By Max More

Looking for a cryonics-laden brain workout? Check out the Q2 2020 issue of Cryonics. The single weightiest piece in this issue is “Mathematics and Modeling in Cryonics: Some Historical Highlights” by R. Michael Perry and Aschwin de Wolf. If you find yourself arguing with a critic who says cryonics is based on wishful thinking and not analysis, shove this article at them. As the authors show, mathematics and modeling have been used in cryonics since the very early days. Even back in the early 1970s, Art Quaife used mathematical analysis to model early perfusion systems and then followed up with a 1985 paper examining heat flow in the cryopreservation of humans.

I remember reading a fascinating article by biochemist Hugh Hixon, a long-time Alcor staff member, back in 1988 titled “How Cold is Cold Enough?”. The authors explain that Hixon chose the fastest known biological reaction, catalase and then compared reaction rates as the temperature is lowered from body temperature (37°C) on down. Chemical reactions that happen in one second at body temperature would take about 25 million years at the temperature of liquid nitrogen. Hixon addressed the question of how cold you need to go to not have to worry any further. In reality, below about -135°C, biochemical reactions would slow down far more than his methods suggested because “translational molecular motion is inhibited so safe storage of almost indefinite length should be possible”.

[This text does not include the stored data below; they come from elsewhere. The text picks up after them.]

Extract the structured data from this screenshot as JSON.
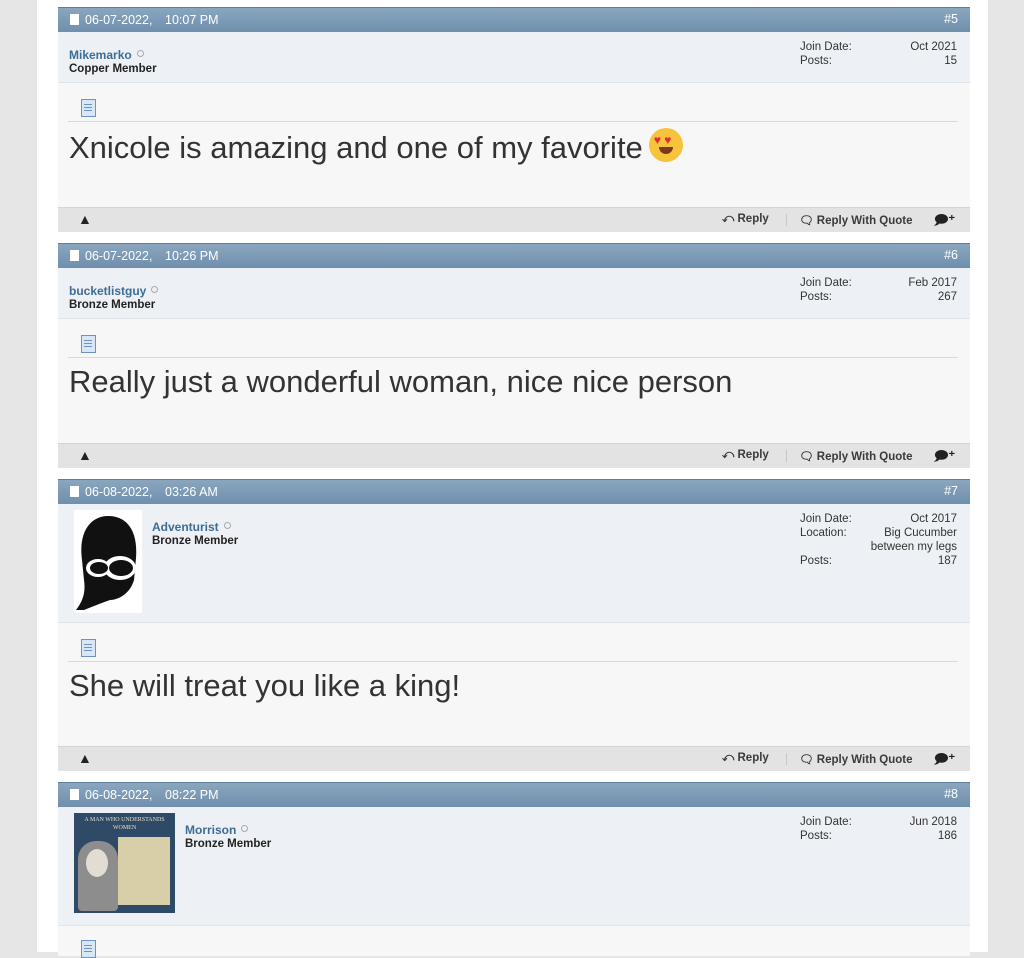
{
  "posts": [
    {
      "date": "06-07-2022,",
      "time": "10:07 PM",
      "num": "#5",
      "user": "Mikemarko",
      "title": "Copper Member",
      "stats": [
        {
          "k": "Join Date:",
          "v": "Oct 2021"
        },
        {
          "k": "Posts:",
          "v": "15"
        }
      ],
      "message": "Xnicole is amazing and one of my favorite"
    },
    {
      "date": "06-07-2022,",
      "time": "10:26 PM",
      "num": "#6",
      "user": "bucketlistguy",
      "title": "Bronze Member",
      "stats": [
        {
          "k": "Join Date:",
          "v": "Feb 2017"
        },
        {
          "k": "Posts:",
          "v": "267"
        }
      ],
      "message": "Really just a wonderful woman, nice nice person"
    },
    {
      "date": "06-08-2022,",
      "time": "03:26 AM",
      "num": "#7",
      "user": "Adventurist",
      "title": "Bronze Member",
      "stats": [
        {
          "k": "Join Date:",
          "v": "Oct 2017"
        },
        {
          "k": "Location:",
          "v": "Big Cucumber between my legs"
        },
        {
          "k": "Posts:",
          "v": "187"
        }
      ],
      "message": "She will treat you like a king!"
    },
    {
      "date": "06-08-2022,",
      "time": "08:22 PM",
      "num": "#8",
      "user": "Morrison",
      "title": "Bronze Member",
      "stats": [
        {
          "k": "Join Date:",
          "v": "Jun 2018"
        },
        {
          "k": "Posts:",
          "v": "186"
        }
      ],
      "avatar_text": "A MAN WHO UNDERSTANDS WOMEN"
    }
  ],
  "actions": {
    "reply": "Reply",
    "quote": "Reply With Quote"
  },
  "icons": {
    "warn": "report-icon",
    "multi": "multiquote-icon",
    "reply": "reply-arrow-icon",
    "quote": "quote-bubble-icon"
  }
}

I also found engaging other pieces analyzing the effects of time and chemistry on the quality of cryopreservation. Several people have pondered the question of what cooling rate would be needed to escape ischemic injury. Authors Perry and de Wolf have both delved into the question, and Steve Harris developed a possible indicator in his E-HIT (equivalent homeothermic ischemic time) measure. We use a version of that measure in Alcor’s operating room to tell us when to cease cardiopulmonary support and begin surgery. This measure substitutes cooling rate for a fixed temperature.

There’s plenty more fascinating work examined here. (Really. You don’t have to be a mathematician to be fascinated, I promise.) For instance, cryobiologists Gregory Fahy, Brian Wowk and others at 21st Century Medicine (21CM) uncovered a method of predicting the toxicity of cryoprotective solutions to a fair accuracy based on their molecular constituents, and Perry used his mathematical mind to predict future cryonics caseloads.

If that doesn’t satisfy you, you will find more computational work related to cryonics in scholar profile and Q&A with Roman Bauer, followed by his article “Computational Neuroscience and Cryonics: Strangers that are Just Friends Waiting to Happen”. For a change of pace, I especially enjoyed David Brandt-Erichsen’s critical review of the 1988 Star Trek: The Next Generation episode, “The Neutral Zone”. David echoes my own reactions to an episode that somehow both shows cryonics working while mindlessly repeating the “we need death” rationalization.